Final 2019-20 corn used for ethanol was a seven-year low at 4.852 billion bushels, some 11% lower than in the prior three years. The 2020-21 estimate is already 3% lower than what was initially predicted six months ago.

Ethanol production has averaged about 9% below recent averages so far in the 2020-21 marketing year that began on Sept. 1, but the recovery pace remains in jeopardy given the rising pandemic volatility.

DEMAND CONCERNS

Ethanol demand has taken on an opposite trend to output.

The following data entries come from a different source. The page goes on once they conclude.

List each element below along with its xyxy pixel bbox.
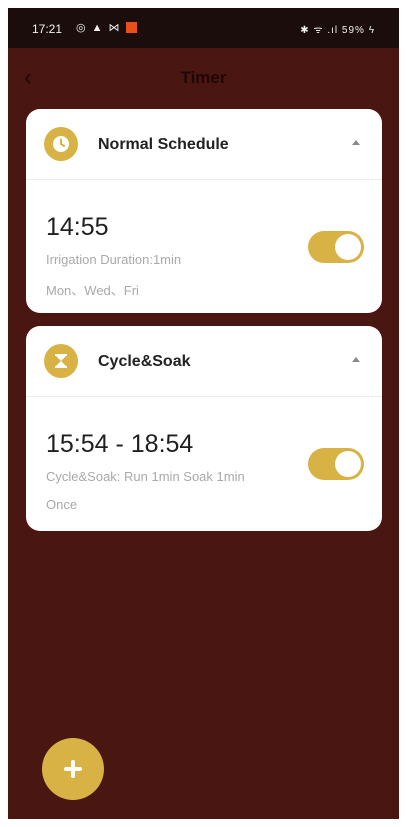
app-notification-icon [125, 22, 137, 33]
clock-icon [44, 127, 78, 161]
schedule-detail: Irrigation Duration:1min [46, 252, 182, 267]
card-title: Normal Schedule [98, 136, 229, 153]
schedule-card-cycle-soak: Cycle&Soak 15:54 - 18:54 Cycle&Soak: Run… [26, 326, 382, 531]
chevron-up-icon[interactable] [352, 140, 360, 145]
schedule-card-normal: Normal Schedule 14:55 Irrigation Duratio… [26, 109, 382, 313]
add-schedule-button[interactable] [42, 738, 104, 800]
schedule-time: 14:55 [46, 213, 109, 241]
schedule-toggle[interactable] [308, 448, 364, 480]
schedule-detail: Cycle&Soak: Run 1min Soak 1min [46, 469, 245, 484]
toggle-knob [335, 234, 361, 260]
chevron-up-icon[interactable] [352, 357, 360, 362]
top-bar: ‹ Timer [8, 48, 399, 108]
notification-icons: ◎ ▲ ⋈ [76, 21, 137, 34]
alert-icon: ▲ [91, 21, 103, 34]
mail-icon: ⋈ [108, 22, 120, 34]
schedule-time: 15:54 - 18:54 [46, 430, 194, 458]
page-title: Timer [180, 68, 227, 87]
plus-icon [64, 760, 82, 778]
status-bar: 17:21 ◎ ▲ ⋈ ✱ ᯤ .ıl 59% ϟ [8, 8, 399, 48]
status-right-icons: ✱ ᯤ .ıl 59% ϟ [300, 25, 375, 36]
card-header[interactable]: Cycle&Soak [26, 326, 382, 397]
schedule-days: Mon、Wed、Fri [46, 283, 139, 298]
whatsapp-icon: ◎ [76, 22, 86, 34]
hourglass-icon [44, 344, 78, 378]
toggle-knob [335, 451, 361, 477]
schedule-days: Once [46, 497, 78, 512]
phone-screen: 17:21 ◎ ▲ ⋈ ✱ ᯤ .ıl 59% ϟ ‹ Timer Normal… [8, 8, 399, 819]
schedule-toggle[interactable] [308, 231, 364, 263]
card-header[interactable]: Normal Schedule [26, 109, 382, 180]
status-time: 17:21 [32, 22, 63, 36]
card-title: Cycle&Soak [98, 353, 191, 370]
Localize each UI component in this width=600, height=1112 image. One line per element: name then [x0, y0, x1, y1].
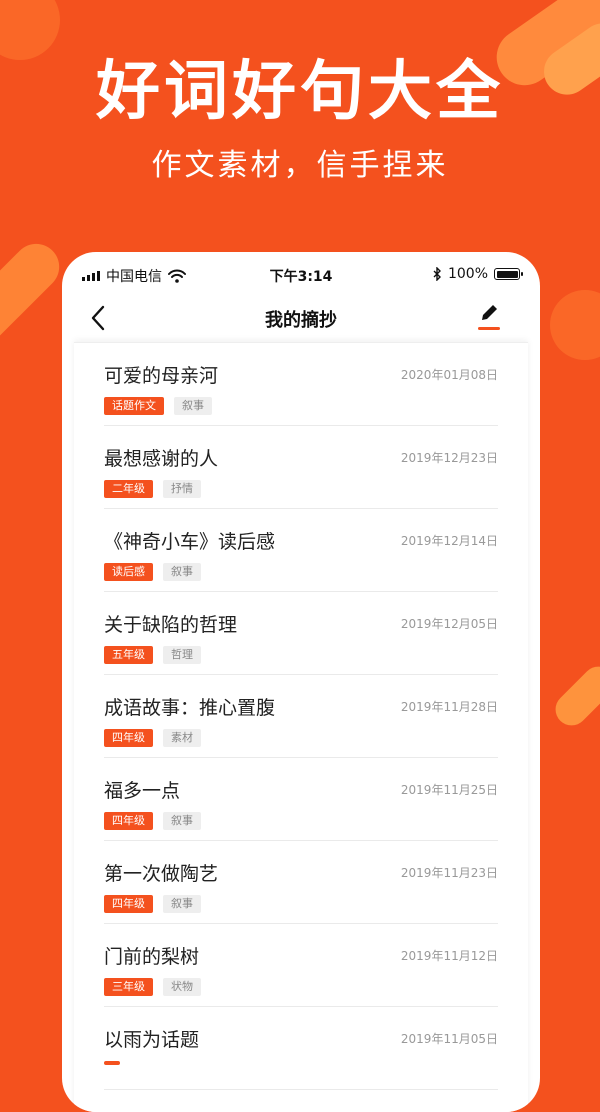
type-tag: 叙事	[163, 812, 201, 830]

Four-week average use implied by stocks is running 11% below prior years so far in November. That compares with a 9% departure in the previous two months.

That somewhat mimics the trend in gasoline demand as measured by finished motor gasoline supplied to the U.S. market, which last week fell to 8.26 million barrels per day, the lowest since mid-June.

Recently, gas consumption has been about 9% below the levels observed in the same weeks in prior years, consistent with the August and September departures but a little worse than in October. U.S. gasoline demand typically tends to fall into the winter months, but consumption is bolstered late in the year by holiday travel. That is particularly at risk this year as the rise in U.S. coronavirus cases has led to a tightening in restrictions, and many states have advised residents to completely forgo plans for Thanksgiving, which falls on Nov. 26.

Still, major U.S. airline United said last week it expects Thanksgiving week to be its busiest since March and it has added domestic flights to accommodate the expected increase. The airline says it plans to fly 48% of its full schedule next month as compared with December 2019, up from 44% in November and 34% in September.

Aside from holiday travel, everyday travel and commuting have been impacted in the last couple of weeks as an increasing number of schools have turned to virtual learning and office workers are encouraged to work from home if possible.

But it is unknown how long this downturn will last given the recent success of COVID-19 vaccine trials. Pfizer Inc said on Wednesday its vaccine was 95% effective and that it would apply for emergency U.S. authorization in days, meaning the first deliveries could be possible before Christmas.

That follows Monday’s announcement by Moderna Inc that its vaccine was nearly 95% effective, but some experts estimate it still could be at least four to six months before significant levels of vaccination can occur worldwide.

The opinions expressed here are those of the author, a market analyst for Reuters.